BTW, I know it's a pretty dull question, but I feel the need to understand exactly what I'm doing if I want to come up with a solution.
g
function createObject()
{
var request_type;
var browser = navigator.appName;
if(browser == "Microsoft Internet Explorer")
{
request_type = new ActiveXObject("Microsoft.XMLHTTP");
}
else
{
request_type = new XMLHttpRequest();
}
return request_type;
}
var http = createObject();
//INSERT
function insert()
{
var Faculty2 = encodeURIComponent(document.getElementById("Faculty").value);
var Major2 = encodeURIComponent(document.getElementById("Major").value);
var Professor2 = encodeURIComponent(document.getElementById("Professor").value);
var Lastname2 = encodeURIComponent(document.getElementById("Lastname").value);
var Course2 = encodeURIComponent(document.getElementById("Course").value);
var Comments2 = encodeURIComponent(document.getElementById("Comments").value);
var Grade2 = encodeURIComponent(document.getElementById("Grade").value);
var Redflag2 = encodeURIComponent(document.getElementById("Redflag").value);
var Owner2 = encodeURIComponent(document.getElementById("Owner").value);
//Location and parameters of data about to be sent are defined
//Required: verify that all fields are not empty. Use encode URI() to solve some issues about character encoding.

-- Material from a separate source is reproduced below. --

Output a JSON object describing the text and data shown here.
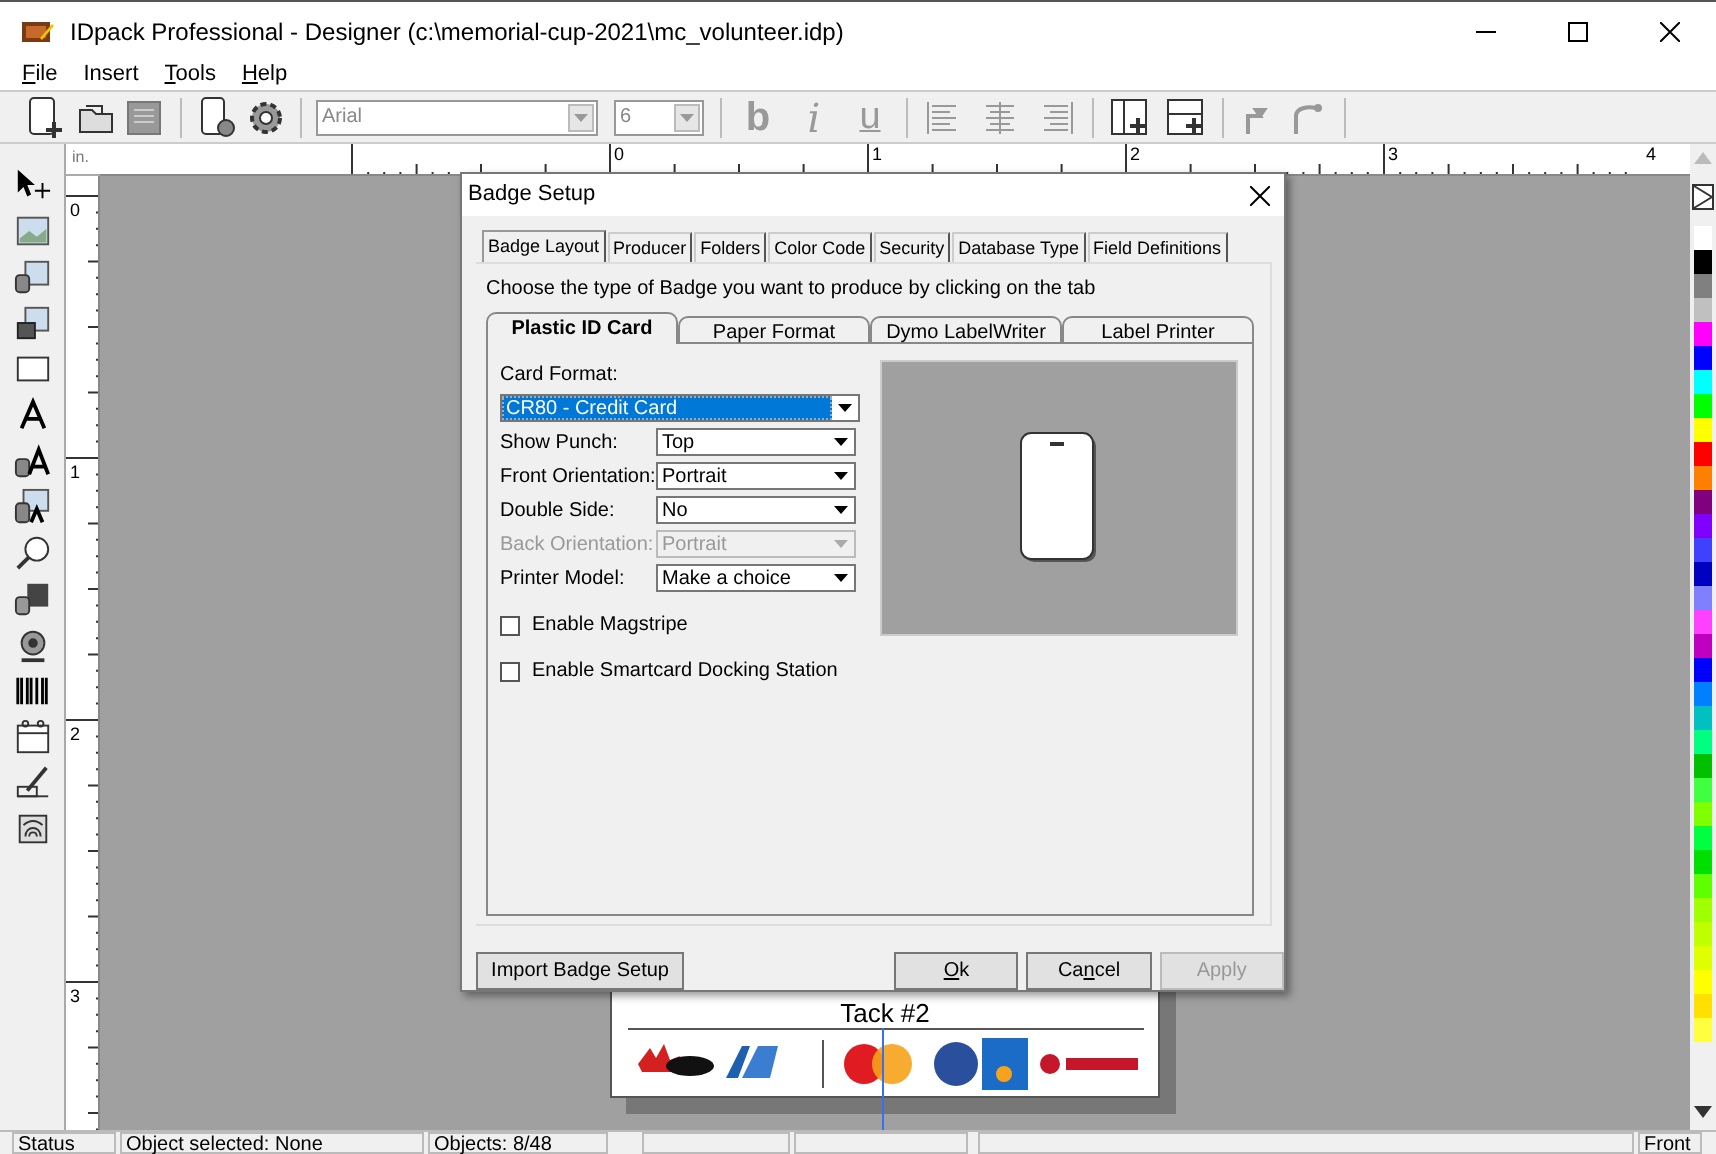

var params = "Faculty=" + Faculty2 + "&Major=" + Major2 + "&Professor=" + Professor2 + "&Lastname=" + Lastname2 + "&Course=" + Course2 + "&Comments=" + Comments2 + "&Grade=" + Grade2 + "&Redflag=" + Redflag2 + "&Owner=" + Owner2;
var url = "prehp/insert.php";
http.open("POST", url, true);
//Technical information about the data
http.setRequestHeader("Content-type", "application/x-www-form-urlencoded");
http.setRequestHeader("Content-length", params.length);
//Now, we send the data
http.onreadystatechange = function()
{
if(http.readyState == 4)
{ var answer = http.responseText;
document.getElementById('insert_response').innerHTML = "Ready!" + answer;
}
else
{document.getElementById('insert_response').innerHTML = "Error";
}}
http.send(params);
}
PHP code:
$insertAccounts_sql = "INSERT INTO Information (Faculty, Major, Professor, Lastname, Course, Comments, Grade, Redflag, Owner)

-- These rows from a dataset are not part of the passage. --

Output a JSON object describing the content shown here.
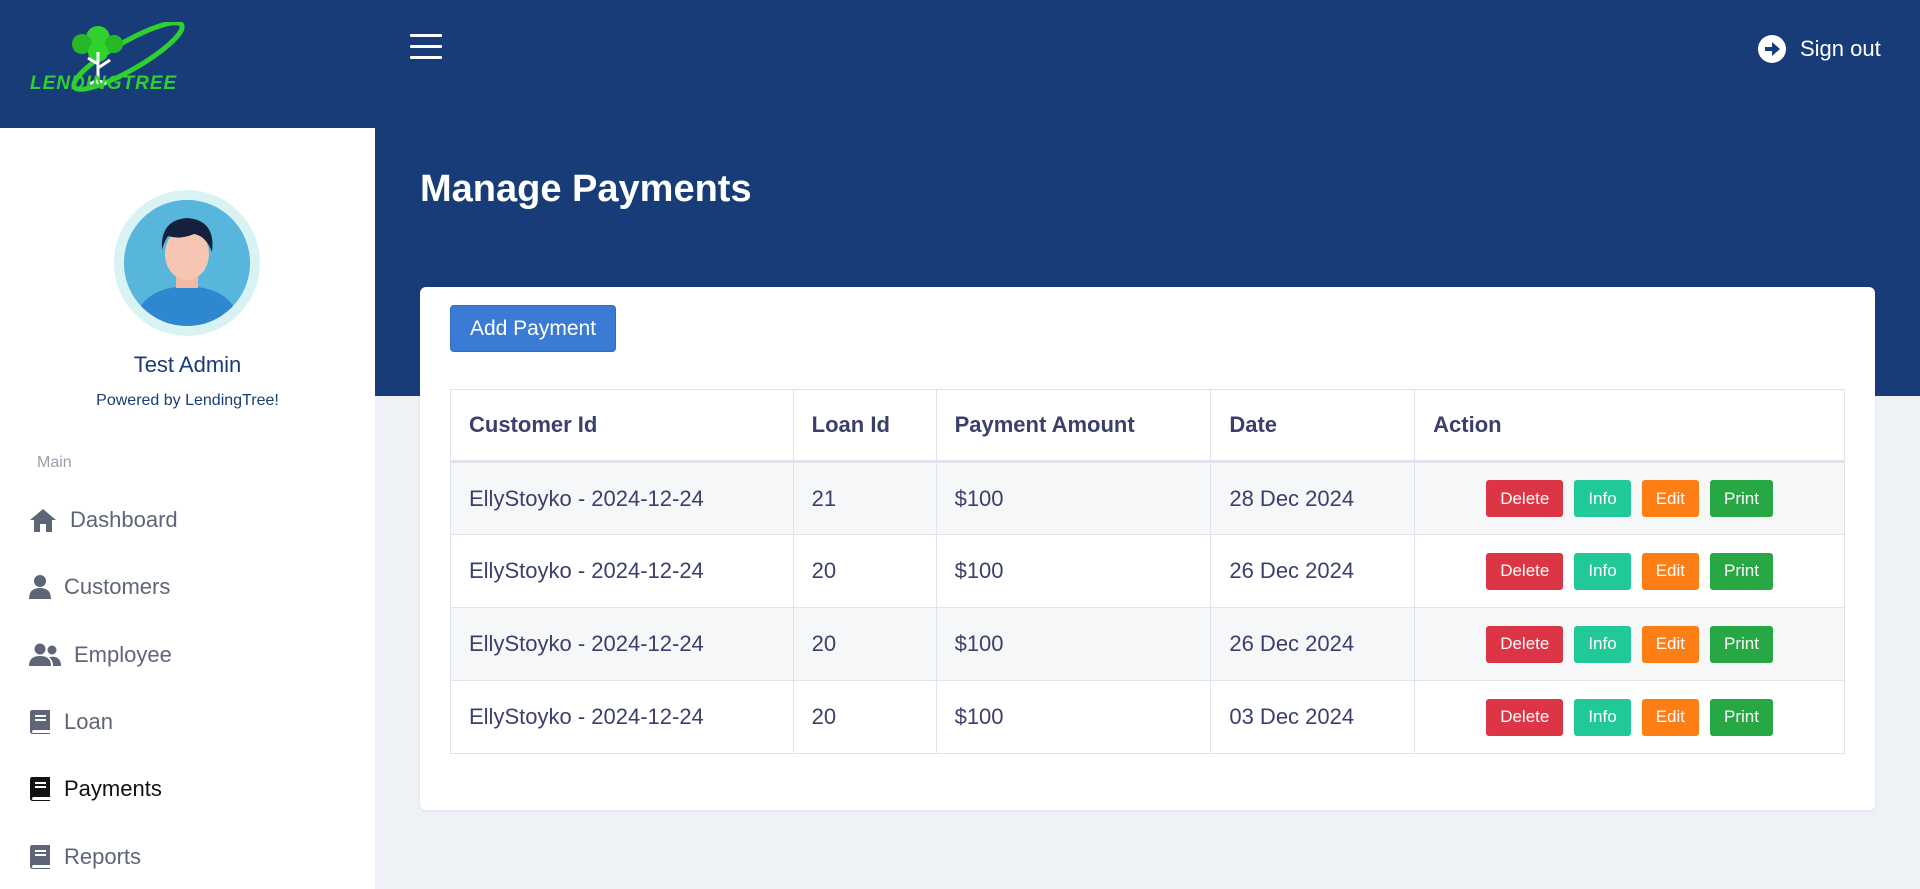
{
  "brand": {
    "logo_text": "LENDINGTREE"
  },
  "header": {
    "signout_label": "Sign out"
  },
  "profile": {
    "name": "Test Admin",
    "tagline": "Powered by LendingTree!"
  },
  "sidebar": {
    "section_label": "Main",
    "items": [
      {
        "label": "Dashboard",
        "icon": "home-icon"
      },
      {
        "label": "Customers",
        "icon": "user-icon"
      },
      {
        "label": "Employee",
        "icon": "users-icon"
      },
      {
        "label": "Loan",
        "icon": "book-icon"
      },
      {
        "label": "Payments",
        "icon": "book-icon",
        "active": true
      },
      {
        "label": "Reports",
        "icon": "book-icon"
      }
    ]
  },
  "main": {
    "title": "Manage Payments",
    "add_button": "Add Payment",
    "table": {
      "headers": [
        "Customer Id",
        "Loan Id",
        "Payment Amount",
        "Date",
        "Action"
      ],
      "rows": [
        [
          "EllyStoyko - 2024-12-24",
          "21",
          "$100",
          "28 Dec 2024"
        ],
        [
          "EllyStoyko - 2024-12-24",
          "20",
          "$100",
          "26 Dec 2024"
        ],
        [
          "EllyStoyko - 2024-12-24",
          "20",
          "$100",
          "26 Dec 2024"
        ],
        [
          "EllyStoyko - 2024-12-24",
          "20",
          "$100",
          "03 Dec 2024"
        ]
      ],
      "actions": {
        "delete": "Delete",
        "info": "Info",
        "edit": "Edit",
        "print": "Print"
      }
    }
  },
  "colors": {
    "navy": "#173c77",
    "primary": "#3a7bd5",
    "danger": "#dc3545",
    "info": "#20c997",
    "warning": "#fd7e14",
    "success": "#28a745"
  }
}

VALUES('$_POST[Faculty]','$_POST[Major]','$_POST[Professor]','$_POST[Lastname]','$_POST[Course]','$_POST[Comments]','$_POST[Grade]','$_POST[Redflag]','$_POST[Owner]')";
$dbq = mysql_query($insertAccounts_sql, $dbc);
if($dbq)
{
print "1 record added: Works very well!";
}
else
if(!$dbq)
{
die('Error: ' . mysql_error());
}
$dbk = mysql_close($dbc);
if($dbk)
{
print "Database closed!";
}
else
if(!$dbk)
{
print "Database not closed!";
}
I did that but the value that the database got was the raw input and not the encoded input. I'm running out of ideas, don't know what else to try. Could it be the settings of the database, can the database be decoding the input before storing it? That seems far-fetched to me, but I've been looking at this from all angles and still can't come up with a fresh answer.
PS: Sorry for posting my comments on the answer area, first timer here.

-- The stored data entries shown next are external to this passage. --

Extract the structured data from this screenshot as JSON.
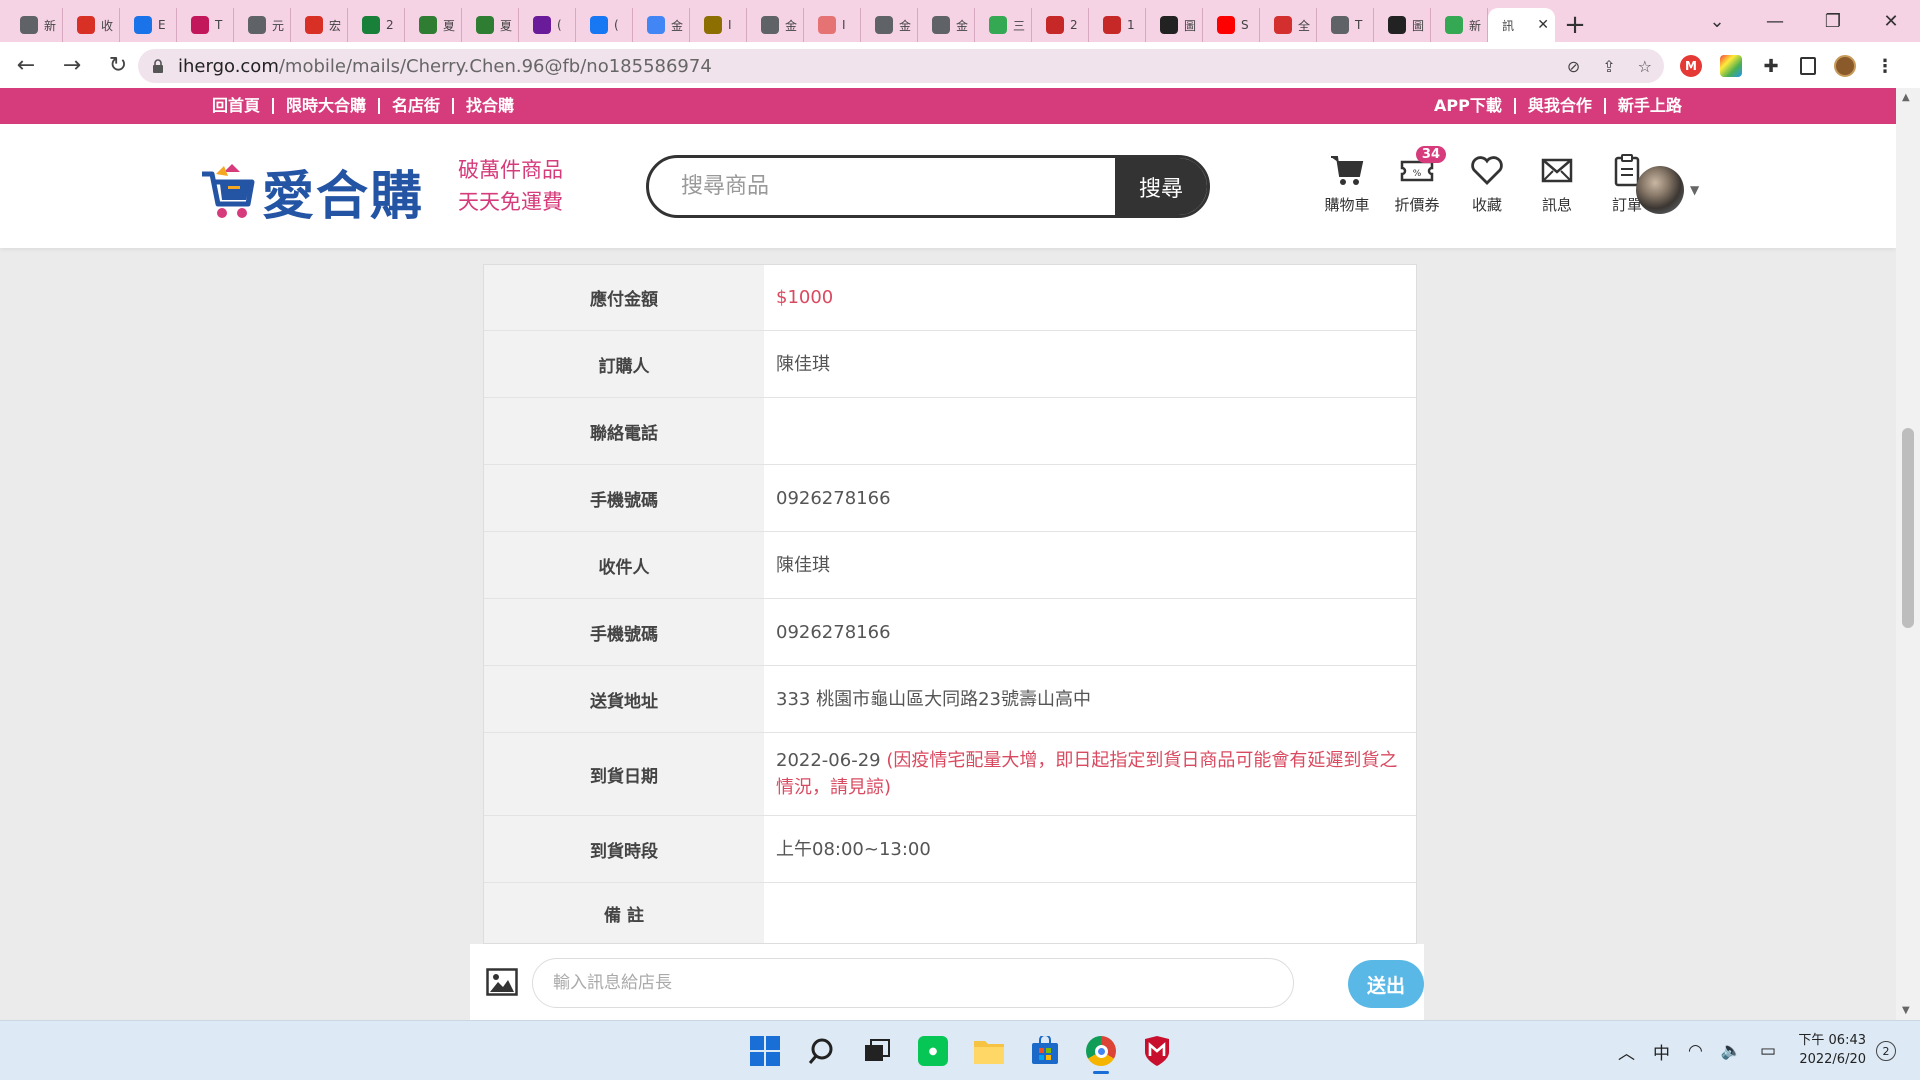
{
  "browser": {
    "tabs": [
      {
        "title": "新",
        "icon": "chrome-icon",
        "color": "#5f6368"
      },
      {
        "title": "收",
        "icon": "gmail-icon",
        "color": "#d93025"
      },
      {
        "title": "E",
        "icon": "web-icon",
        "color": "#1a73e8"
      },
      {
        "title": "T",
        "icon": "web-icon",
        "color": "#c2185b"
      },
      {
        "title": "元",
        "icon": "globe-icon",
        "color": "#5f6368"
      },
      {
        "title": "宏",
        "icon": "gmail-icon",
        "color": "#d93025"
      },
      {
        "title": "2",
        "icon": "sheets-icon",
        "color": "#188038"
      },
      {
        "title": "夏",
        "icon": "web-icon",
        "color": "#2e7d32"
      },
      {
        "title": "夏",
        "icon": "web-icon",
        "color": "#2e7d32"
      },
      {
        "title": "(",
        "icon": "mail-icon",
        "color": "#6a1b9a"
      },
      {
        "title": "(",
        "icon": "facebook-icon",
        "color": "#1877f2"
      },
      {
        "title": "金",
        "icon": "google-icon",
        "color": "#4285f4"
      },
      {
        "title": "I",
        "icon": "web-icon",
        "color": "#8d6e00"
      },
      {
        "title": "金",
        "icon": "globe-icon",
        "color": "#5f6368"
      },
      {
        "title": "I",
        "icon": "web-icon",
        "color": "#e57373"
      },
      {
        "title": "金",
        "icon": "globe-icon",
        "color": "#5f6368"
      },
      {
        "title": "金",
        "icon": "globe-icon",
        "color": "#5f6368"
      },
      {
        "title": "三",
        "icon": "maps-icon",
        "color": "#34a853"
      },
      {
        "title": "2",
        "icon": "web-icon",
        "color": "#c62828"
      },
      {
        "title": "1",
        "icon": "web-icon",
        "color": "#c62828"
      },
      {
        "title": "圖",
        "icon": "web-icon",
        "color": "#222222"
      },
      {
        "title": "S",
        "icon": "youtube-icon",
        "color": "#ff0000"
      },
      {
        "title": "全",
        "icon": "web-icon",
        "color": "#d32f2f"
      },
      {
        "title": "T",
        "icon": "globe-icon",
        "color": "#5f6368"
      },
      {
        "title": "圖",
        "icon": "web-icon",
        "color": "#222222"
      },
      {
        "title": "新",
        "icon": "maps-icon",
        "color": "#34a853"
      }
    ],
    "active_tab_title": "訊",
    "url_domain": "ihergo.com",
    "url_path": "/mobile/mails/Cherry.Chen.96@fb/no185586974"
  },
  "site": {
    "topbar_left": [
      "回首頁",
      "限時大合購",
      "名店街",
      "找合購"
    ],
    "topbar_right": [
      "APP下載",
      "與我合作",
      "新手上路"
    ],
    "logo_text": "愛合購",
    "slogan_line1": "破萬件商品",
    "slogan_line2": "天天免運費",
    "search_placeholder": "搜尋商品",
    "search_button": "搜尋",
    "header_icons": [
      {
        "label": "購物車",
        "icon": "cart-icon"
      },
      {
        "label": "折價券",
        "icon": "coupon-icon",
        "badge": "34"
      },
      {
        "label": "收藏",
        "icon": "heart-icon"
      },
      {
        "label": "訊息",
        "icon": "mail-icon"
      },
      {
        "label": "訂單",
        "icon": "clipboard-icon"
      }
    ],
    "brand_color": "#d63b7b",
    "logo_color": "#2454a4"
  },
  "order": {
    "rows": [
      {
        "label": "應付金額",
        "value": "$1000"
      },
      {
        "label": "訂購人",
        "value": "陳佳琪"
      },
      {
        "label": "聯絡電話",
        "value": ""
      },
      {
        "label": "手機號碼",
        "value": "0926278166"
      },
      {
        "label": "收件人",
        "value": "陳佳琪"
      },
      {
        "label": "手機號碼",
        "value": "0926278166"
      },
      {
        "label": "送貨地址",
        "value": "333 桃園市龜山區大同路23號壽山高中"
      },
      {
        "label": "到貨日期",
        "value": "2022-06-29",
        "notice": "(因疫情宅配量大增，即日起指定到貨日商品可能會有延遲到貨之情況，請見諒)"
      },
      {
        "label": "到貨時段",
        "value": "上午08:00~13:00"
      },
      {
        "label": "備 註",
        "value": ""
      }
    ]
  },
  "message": {
    "placeholder": "輸入訊息給店長",
    "send_label": "送出"
  },
  "taskbar": {
    "ime": "中",
    "time": "下午 06:43",
    "date": "2022/6/20",
    "notifications": "2"
  }
}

when creating query strings, it has really nothing to do with objects or anything like that. All you want to be sending is key/value pairs. how you construct that is up to you, but it often neater and more manageable to assign your values to variables first. i.e.
var myVar1Value = encodeURIComponent(document.getElementById('variable1').value);
var myVar2Value = encodeURIComponent(document.getElementById('variable2').value);
var url = "http://www.mydomain.com?" + "var1=" + myVar1Value + "&var2=" + myVar2Value;
It's called a query string, so it's just a string. what you do with it on the server side is what makes the 'magic' happen.
edit: If you're having problems with values, then you should print them to console to verify you are getting what you expect.